I’ve realised that if I switch to the MPU build, this will have major implications for some of our code. We often disable interrupts for very short periods when accessing small non-atomic data structures shared by two or more tasks, or shared by a task and an ISR (in the latter case we sometimes just change the BASEPRI register to shut out only some interrupts). We read the Systick timer in order to implement delays of just a few hundred nanoseconds or a few microseconds. On the ARM Cortex M0+ processor we use, the standard integer division implementation in the library disables interrupts (because the hardware divide unit can’t be interrupted) and we also need to disable interrupts to implement members of std::atomic. We won’t be able to do this if we use the MPU build and run tasks in user mode.

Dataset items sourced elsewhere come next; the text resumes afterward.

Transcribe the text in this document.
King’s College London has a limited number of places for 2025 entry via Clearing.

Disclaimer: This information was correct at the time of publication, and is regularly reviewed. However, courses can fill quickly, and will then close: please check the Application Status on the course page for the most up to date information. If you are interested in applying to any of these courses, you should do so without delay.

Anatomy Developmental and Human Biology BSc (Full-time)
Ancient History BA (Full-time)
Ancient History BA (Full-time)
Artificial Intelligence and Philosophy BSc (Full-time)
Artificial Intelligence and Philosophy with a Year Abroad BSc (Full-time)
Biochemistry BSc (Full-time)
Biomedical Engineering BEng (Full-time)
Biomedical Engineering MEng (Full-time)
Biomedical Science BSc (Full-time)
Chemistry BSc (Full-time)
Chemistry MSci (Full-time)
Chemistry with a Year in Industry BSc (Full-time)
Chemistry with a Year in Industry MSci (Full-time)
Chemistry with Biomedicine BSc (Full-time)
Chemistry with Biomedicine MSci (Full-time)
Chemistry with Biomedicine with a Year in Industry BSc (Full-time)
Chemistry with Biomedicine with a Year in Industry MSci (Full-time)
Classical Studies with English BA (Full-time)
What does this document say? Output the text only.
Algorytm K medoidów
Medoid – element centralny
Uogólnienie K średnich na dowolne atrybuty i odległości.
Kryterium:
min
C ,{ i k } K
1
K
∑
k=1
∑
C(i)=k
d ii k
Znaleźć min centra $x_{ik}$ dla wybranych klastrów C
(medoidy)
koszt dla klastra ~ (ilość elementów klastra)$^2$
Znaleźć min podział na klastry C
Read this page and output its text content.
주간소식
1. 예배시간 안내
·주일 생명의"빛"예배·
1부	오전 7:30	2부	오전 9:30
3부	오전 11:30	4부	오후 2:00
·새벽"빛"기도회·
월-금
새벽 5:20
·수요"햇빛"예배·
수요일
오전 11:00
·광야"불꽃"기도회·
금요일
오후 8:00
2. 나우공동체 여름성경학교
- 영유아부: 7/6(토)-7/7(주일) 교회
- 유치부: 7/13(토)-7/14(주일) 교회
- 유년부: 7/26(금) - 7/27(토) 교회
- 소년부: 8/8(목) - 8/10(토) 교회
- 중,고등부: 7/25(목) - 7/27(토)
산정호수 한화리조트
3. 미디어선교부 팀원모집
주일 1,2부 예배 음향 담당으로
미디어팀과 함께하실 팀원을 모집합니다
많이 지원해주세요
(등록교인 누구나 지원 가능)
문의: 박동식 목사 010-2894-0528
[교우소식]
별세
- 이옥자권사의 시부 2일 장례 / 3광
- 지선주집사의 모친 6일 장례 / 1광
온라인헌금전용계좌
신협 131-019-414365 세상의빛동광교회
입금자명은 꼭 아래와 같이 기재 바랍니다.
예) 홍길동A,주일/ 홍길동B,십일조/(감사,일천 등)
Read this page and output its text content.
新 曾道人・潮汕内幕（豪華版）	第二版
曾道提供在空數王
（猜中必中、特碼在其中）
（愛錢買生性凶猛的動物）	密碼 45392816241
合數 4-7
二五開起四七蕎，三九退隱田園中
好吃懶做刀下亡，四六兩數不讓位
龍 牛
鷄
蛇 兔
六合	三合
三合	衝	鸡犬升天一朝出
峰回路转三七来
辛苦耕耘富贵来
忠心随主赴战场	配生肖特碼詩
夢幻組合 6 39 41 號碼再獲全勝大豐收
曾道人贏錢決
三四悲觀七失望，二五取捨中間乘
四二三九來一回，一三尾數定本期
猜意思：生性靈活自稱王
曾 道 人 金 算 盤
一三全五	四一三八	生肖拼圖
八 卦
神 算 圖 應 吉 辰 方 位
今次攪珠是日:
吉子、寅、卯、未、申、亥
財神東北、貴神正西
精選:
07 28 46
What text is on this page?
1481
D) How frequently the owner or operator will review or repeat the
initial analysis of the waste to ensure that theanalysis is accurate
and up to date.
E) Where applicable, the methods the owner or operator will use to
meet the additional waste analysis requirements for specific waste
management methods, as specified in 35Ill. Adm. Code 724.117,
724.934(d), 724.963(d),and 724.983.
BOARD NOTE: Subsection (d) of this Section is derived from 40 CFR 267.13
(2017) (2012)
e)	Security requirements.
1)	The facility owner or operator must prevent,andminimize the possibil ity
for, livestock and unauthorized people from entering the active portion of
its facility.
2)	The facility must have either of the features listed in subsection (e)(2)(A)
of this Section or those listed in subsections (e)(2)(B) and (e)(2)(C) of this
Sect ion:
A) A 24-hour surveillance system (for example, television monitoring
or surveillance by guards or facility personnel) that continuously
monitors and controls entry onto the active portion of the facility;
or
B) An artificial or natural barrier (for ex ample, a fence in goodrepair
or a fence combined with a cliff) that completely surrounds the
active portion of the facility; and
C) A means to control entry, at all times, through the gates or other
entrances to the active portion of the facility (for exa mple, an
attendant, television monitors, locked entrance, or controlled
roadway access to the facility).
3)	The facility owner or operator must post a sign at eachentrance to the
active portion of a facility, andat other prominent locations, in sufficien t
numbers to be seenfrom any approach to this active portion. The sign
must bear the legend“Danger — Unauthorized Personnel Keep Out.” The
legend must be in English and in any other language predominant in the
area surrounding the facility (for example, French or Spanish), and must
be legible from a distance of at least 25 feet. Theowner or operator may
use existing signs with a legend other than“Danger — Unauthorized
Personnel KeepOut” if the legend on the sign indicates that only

You are right. I was just talking about the size and alignment requirement of one MPU region.

You should still be able to do that by making all the tasks privileged. You’ll need to ensure that the memory right next to the task stack is not accessible to the task.

@aggarg, thanks. I had mistakenly assumed that a privileged task had access to all memory.

You are right that a privileged task has access to all the memory as we enable background access (i.e. privileged code can access memory areas not covered by any MPU region). You can limit access to the memory right after the task stack explicitly by marking it read only using a task configurable MPU region.